MONTEPRANDONE – I Turin Brakes hanno toccato nei scorsi giorni anche l’Italia nell’ambito del loro tour promozionale per il nuovo disco “Invisible Storm”, uscito lo scorso mese di gennaio. Quattro le date nel nostro paese: Torino, Bologna, Monteprandone e Roma.
Suoni volutamente scarni, semplici, quasi più pop e vintage del solito, che strizzano l’occhio in maniera mirata all’easy – listening: “Invisible Storm” è tutto questo e mostra un ennesimo volto dei Turin Brakes capaci di rimanere fedeli al loro modo di fare musica, ma anche di cercare strade diverse e più “facili” all’ascolto in questi undici brani. Trovare un riferimento nel loro sound risulta difficile: i Turin Brakes sono stati capaci di differenziarsi da tutto ciò che ha proposto la scena inglese negli ultimi venti anni creando nel tempo un loro stile che man mano si è evoluto mantenendo intatta la classe.
Serata assolutamente magica quella di Monteprandone: palco senza scenografia, spazio solo alla musica con i Turin Brakes in grandissima forma. Il concerto è stato incentrato sulle canzoni di “Invisible Storm” accolte con grande calore dal pubblico, senza però tralasciare uno sguardo al passato con altre tratte dai precedenti lavori. Particolarmente gradite “Future Boy” e “State of Things” tratte dal celeberrimo “The Optimist Lp”, “Rain City” e “Painkiller (Summer Rain)” da “Ether Song”.

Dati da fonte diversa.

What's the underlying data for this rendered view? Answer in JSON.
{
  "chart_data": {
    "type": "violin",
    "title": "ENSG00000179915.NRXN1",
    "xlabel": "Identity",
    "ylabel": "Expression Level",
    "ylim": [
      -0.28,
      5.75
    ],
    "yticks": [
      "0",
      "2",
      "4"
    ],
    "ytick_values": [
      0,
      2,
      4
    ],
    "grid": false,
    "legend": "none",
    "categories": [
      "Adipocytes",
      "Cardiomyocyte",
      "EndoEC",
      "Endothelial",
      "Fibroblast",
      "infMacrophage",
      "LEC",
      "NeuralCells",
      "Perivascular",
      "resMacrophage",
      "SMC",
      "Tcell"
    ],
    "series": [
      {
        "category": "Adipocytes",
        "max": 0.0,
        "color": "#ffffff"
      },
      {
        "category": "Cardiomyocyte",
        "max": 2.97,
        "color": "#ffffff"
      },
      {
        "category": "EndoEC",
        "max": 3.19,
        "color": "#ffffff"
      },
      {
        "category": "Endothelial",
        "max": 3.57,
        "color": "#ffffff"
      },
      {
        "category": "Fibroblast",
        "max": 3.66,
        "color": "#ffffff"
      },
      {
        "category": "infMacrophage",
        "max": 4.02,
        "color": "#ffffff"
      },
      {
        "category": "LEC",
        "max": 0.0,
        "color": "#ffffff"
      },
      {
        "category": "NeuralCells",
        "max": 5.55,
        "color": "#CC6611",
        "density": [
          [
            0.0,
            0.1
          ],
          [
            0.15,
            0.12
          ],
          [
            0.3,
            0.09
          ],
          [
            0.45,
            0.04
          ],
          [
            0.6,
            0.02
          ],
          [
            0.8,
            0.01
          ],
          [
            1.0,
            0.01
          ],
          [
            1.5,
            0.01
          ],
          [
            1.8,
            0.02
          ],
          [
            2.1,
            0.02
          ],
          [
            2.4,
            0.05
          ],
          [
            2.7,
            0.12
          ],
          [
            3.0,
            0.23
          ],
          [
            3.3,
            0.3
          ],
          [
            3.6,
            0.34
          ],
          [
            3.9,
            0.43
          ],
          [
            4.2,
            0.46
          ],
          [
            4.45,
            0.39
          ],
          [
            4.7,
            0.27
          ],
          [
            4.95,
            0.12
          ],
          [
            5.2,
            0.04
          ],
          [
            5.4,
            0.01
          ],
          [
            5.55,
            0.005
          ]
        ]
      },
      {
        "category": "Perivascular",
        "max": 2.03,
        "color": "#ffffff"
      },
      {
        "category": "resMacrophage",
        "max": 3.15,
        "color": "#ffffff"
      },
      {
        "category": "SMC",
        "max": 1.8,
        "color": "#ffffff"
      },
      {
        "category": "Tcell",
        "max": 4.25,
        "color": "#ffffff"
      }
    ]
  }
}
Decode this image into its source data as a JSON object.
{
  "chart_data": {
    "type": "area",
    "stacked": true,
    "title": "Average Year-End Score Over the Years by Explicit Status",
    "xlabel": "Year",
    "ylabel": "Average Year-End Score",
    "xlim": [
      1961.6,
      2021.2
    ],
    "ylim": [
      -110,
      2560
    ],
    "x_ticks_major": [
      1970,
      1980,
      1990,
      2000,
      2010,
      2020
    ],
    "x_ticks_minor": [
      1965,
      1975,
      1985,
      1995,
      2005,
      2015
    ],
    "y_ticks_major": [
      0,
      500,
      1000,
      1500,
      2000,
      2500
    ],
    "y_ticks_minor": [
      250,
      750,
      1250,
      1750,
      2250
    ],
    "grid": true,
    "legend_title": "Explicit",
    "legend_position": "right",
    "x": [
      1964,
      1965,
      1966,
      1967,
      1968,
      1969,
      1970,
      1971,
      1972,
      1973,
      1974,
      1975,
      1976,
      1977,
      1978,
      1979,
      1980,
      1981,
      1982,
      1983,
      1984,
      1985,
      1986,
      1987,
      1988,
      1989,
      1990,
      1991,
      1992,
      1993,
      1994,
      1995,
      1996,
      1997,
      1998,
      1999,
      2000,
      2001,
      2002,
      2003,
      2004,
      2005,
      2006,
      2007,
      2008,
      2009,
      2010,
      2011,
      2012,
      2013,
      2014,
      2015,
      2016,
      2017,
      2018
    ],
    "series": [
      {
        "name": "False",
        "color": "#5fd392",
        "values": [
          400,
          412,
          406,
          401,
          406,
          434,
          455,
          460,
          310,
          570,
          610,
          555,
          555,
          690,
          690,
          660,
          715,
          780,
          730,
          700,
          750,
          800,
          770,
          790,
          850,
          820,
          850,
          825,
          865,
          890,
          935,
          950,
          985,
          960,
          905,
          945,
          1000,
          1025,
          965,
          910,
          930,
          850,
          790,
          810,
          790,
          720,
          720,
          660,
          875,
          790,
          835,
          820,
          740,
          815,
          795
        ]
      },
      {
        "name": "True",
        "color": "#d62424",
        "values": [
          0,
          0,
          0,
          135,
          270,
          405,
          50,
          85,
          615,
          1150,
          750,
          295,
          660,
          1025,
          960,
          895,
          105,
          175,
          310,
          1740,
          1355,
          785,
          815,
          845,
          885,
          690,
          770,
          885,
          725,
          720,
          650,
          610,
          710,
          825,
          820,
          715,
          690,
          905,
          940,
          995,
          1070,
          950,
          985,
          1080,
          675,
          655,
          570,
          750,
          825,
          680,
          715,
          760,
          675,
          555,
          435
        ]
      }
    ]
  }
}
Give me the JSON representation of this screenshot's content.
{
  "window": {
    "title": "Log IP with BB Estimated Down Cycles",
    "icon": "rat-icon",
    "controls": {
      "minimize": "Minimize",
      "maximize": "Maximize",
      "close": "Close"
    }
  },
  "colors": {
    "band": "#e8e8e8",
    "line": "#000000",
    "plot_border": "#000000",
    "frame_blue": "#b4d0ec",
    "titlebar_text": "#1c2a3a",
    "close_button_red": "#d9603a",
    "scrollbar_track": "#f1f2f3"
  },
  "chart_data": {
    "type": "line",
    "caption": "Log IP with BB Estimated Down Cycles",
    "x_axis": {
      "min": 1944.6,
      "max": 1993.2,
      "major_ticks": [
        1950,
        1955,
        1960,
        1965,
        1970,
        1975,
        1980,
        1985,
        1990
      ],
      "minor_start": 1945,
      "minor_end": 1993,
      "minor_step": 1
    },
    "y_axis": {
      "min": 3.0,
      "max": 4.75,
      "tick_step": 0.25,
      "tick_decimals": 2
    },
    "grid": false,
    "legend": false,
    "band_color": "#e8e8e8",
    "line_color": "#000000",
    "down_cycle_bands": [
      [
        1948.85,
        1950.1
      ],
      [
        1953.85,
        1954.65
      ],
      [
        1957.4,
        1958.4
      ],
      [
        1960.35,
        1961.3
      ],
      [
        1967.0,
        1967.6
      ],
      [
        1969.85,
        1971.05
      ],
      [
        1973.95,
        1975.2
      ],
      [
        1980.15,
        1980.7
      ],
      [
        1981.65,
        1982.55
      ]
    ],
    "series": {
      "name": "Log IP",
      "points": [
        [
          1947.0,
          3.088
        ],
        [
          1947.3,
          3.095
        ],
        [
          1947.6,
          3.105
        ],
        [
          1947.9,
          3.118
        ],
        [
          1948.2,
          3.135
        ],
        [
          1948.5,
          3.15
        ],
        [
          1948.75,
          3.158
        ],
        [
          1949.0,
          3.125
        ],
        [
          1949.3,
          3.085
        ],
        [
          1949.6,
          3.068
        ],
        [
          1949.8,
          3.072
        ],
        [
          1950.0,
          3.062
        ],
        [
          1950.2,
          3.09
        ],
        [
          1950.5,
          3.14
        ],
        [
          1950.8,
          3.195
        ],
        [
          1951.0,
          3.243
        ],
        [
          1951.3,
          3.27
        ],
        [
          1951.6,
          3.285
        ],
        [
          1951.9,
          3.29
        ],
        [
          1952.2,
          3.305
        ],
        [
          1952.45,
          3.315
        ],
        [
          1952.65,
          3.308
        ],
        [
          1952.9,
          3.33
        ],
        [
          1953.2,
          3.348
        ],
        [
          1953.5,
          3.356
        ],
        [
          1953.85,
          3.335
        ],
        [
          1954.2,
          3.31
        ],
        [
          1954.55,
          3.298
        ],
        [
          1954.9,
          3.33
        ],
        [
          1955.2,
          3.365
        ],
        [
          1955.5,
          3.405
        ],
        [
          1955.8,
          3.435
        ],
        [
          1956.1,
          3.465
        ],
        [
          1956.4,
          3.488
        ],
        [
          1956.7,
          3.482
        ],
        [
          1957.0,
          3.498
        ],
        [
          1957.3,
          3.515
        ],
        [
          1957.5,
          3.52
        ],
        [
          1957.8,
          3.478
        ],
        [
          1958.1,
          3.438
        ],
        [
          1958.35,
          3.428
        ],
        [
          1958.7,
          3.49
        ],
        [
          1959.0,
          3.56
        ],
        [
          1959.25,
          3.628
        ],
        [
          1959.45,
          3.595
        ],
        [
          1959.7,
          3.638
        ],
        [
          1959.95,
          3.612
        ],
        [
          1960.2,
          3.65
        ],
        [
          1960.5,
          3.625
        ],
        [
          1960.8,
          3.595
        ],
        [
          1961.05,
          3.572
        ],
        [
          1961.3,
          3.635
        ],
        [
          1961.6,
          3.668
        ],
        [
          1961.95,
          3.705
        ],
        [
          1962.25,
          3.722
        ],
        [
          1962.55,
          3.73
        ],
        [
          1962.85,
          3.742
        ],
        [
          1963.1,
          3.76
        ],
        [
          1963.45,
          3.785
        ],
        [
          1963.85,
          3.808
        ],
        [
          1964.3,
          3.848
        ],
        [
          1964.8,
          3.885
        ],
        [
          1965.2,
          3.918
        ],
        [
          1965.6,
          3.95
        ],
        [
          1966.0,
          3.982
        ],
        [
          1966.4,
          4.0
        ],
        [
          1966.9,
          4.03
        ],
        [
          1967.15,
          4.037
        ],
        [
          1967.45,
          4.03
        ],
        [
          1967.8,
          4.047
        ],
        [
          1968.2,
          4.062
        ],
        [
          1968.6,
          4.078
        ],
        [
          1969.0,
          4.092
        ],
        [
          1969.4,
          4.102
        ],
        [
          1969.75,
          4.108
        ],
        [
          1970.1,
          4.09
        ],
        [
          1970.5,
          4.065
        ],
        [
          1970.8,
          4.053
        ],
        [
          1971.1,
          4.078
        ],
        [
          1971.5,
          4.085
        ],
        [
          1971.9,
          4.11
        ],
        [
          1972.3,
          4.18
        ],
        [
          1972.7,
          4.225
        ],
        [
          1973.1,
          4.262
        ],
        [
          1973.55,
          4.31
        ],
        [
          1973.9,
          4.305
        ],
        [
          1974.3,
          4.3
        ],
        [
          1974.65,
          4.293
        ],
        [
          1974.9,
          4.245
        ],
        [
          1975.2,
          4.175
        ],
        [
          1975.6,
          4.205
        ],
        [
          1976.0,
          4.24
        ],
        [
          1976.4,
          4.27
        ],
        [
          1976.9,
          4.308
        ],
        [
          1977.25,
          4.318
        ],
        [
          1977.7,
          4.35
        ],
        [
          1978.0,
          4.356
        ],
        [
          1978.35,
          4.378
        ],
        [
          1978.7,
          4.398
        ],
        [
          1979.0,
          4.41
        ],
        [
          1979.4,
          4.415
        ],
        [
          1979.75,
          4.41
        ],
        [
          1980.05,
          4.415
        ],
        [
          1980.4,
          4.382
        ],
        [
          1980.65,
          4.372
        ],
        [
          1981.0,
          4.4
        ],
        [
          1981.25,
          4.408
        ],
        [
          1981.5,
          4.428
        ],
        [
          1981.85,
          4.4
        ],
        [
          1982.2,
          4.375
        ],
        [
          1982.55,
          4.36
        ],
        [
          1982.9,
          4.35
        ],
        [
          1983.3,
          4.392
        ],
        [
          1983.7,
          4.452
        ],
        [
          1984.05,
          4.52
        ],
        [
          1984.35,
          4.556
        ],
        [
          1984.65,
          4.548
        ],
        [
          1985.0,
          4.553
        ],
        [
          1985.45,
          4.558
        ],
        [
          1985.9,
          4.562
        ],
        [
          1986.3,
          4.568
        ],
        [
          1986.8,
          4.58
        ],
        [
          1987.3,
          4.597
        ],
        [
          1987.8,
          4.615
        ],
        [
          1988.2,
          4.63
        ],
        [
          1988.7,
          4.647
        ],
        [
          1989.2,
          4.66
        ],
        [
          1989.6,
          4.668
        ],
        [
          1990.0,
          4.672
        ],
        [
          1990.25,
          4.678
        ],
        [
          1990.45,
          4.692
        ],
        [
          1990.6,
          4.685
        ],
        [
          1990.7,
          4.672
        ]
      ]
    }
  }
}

Abbiamo intervistato in esclusiva la band proprio nell’ambito della data di Monteprandone, tenutasi nella splendida ed intima cornice dell’Auditorium Centro Pacetti ed organizzata magistralmente dall’Associazione Pink Rabbits insieme a Massimo Bonfigli.
Ci piace iniziare questa nostra intervista chiedendovi quale sia il significato del vostro nome “Turin Brakes”.
“È una cosa divertente perché noi non eravamo in realtà mai stati a Torino quando scegliemmo il nome della band, ma quello era per noi solo un nome di una località di fantasia. Turin Brakes suonava esotico, caldo e differente da tutto: una combinazione di qualcosa di selvaggio e volante. Se Turin Brakes fosse un luogo reale probabilmente sarebbe come quello della copertina del nostro disco “Ether Song”: per noi è un paesaggio che combina, come detto il volo e la natura selvaggia”.
In tour in Italia per promozionare il vostro nuovo album “Invisible Storm”: come nasce questo lavoro discografico?
“Abbiamo fatto una prima versione del disco in casa (quella del cantante Olly Knights), in giardino per la precisione, abbiamo uno studio di registrazione: è nata una versione che ci piaceva e dunque abbiamo deciso di andare in uno studio più grande per tirarne fuori la veste definitiva. È stata un’esperienza eccezionale lavorare in questo modo. Abbiamo inciso i nostri ultimi tre dischi in questa stessa maniera e quindi è diventato un sistema di lavoro ben consolidato: prima il tutto nasce a casa e poi si sviluppa in uno studio di registrazione più grande, è un processo che ci permette di conoscere al meglio l’evoluzione delle canzoni del nostro disco e fa bene alla nostra musica. Lavorare insieme è per noi importante: lo fai una volta, dopo pensi sempre di poter fare meglio e dunque ripeti questo tipo di lavoro ancora per ottenere ciò che vuoi dalla tua musica. In qualcosa “Invisible Storm” ricorda un po’ i nostri primi lavori: ci sono un paio di canzoni che ci piacciono molto perché riportano alle atmosfere di “The Optimist”. Nel pazzo mondo nel quale viviamo oggi puoi saltare da una cosa all’altra e la gente non ci pensa perché con la mente viaggia velocemente”.
Quali sono le vostre sensazioni ed emozioni quando venite a suonare in Italia?
“Amiamo suonare live in Italia: è fra i paesi europei nei quali facciamo più date. Per noi è come venire in vacanza quando siamo qui. Quando eravamo ragazzi venivamo veramente in vacanza in Italia dunque abbiamo la stessa sensazione anche ora. Nel vostro paese tutto è bellissimo: anche se stiamo lavorando non ci sembra di farlo realmente. È un vero piacere venire da voi a fare concerti”.
Come è cambiata la vostra musica dai vostri esordi ad oggi?
“È come la stessa persona che però indossa una nuova giacca, la persona è invecchiata e ha più esperienza, solo che indossa vestiti differenti: questa è la nostra musica oggi”.
Si ringrazia la Pink Rabbits e Massimo Bonfigli che, insieme al management dei Turin Brakes, hanno reso possibile la realizzazione dell’intervista.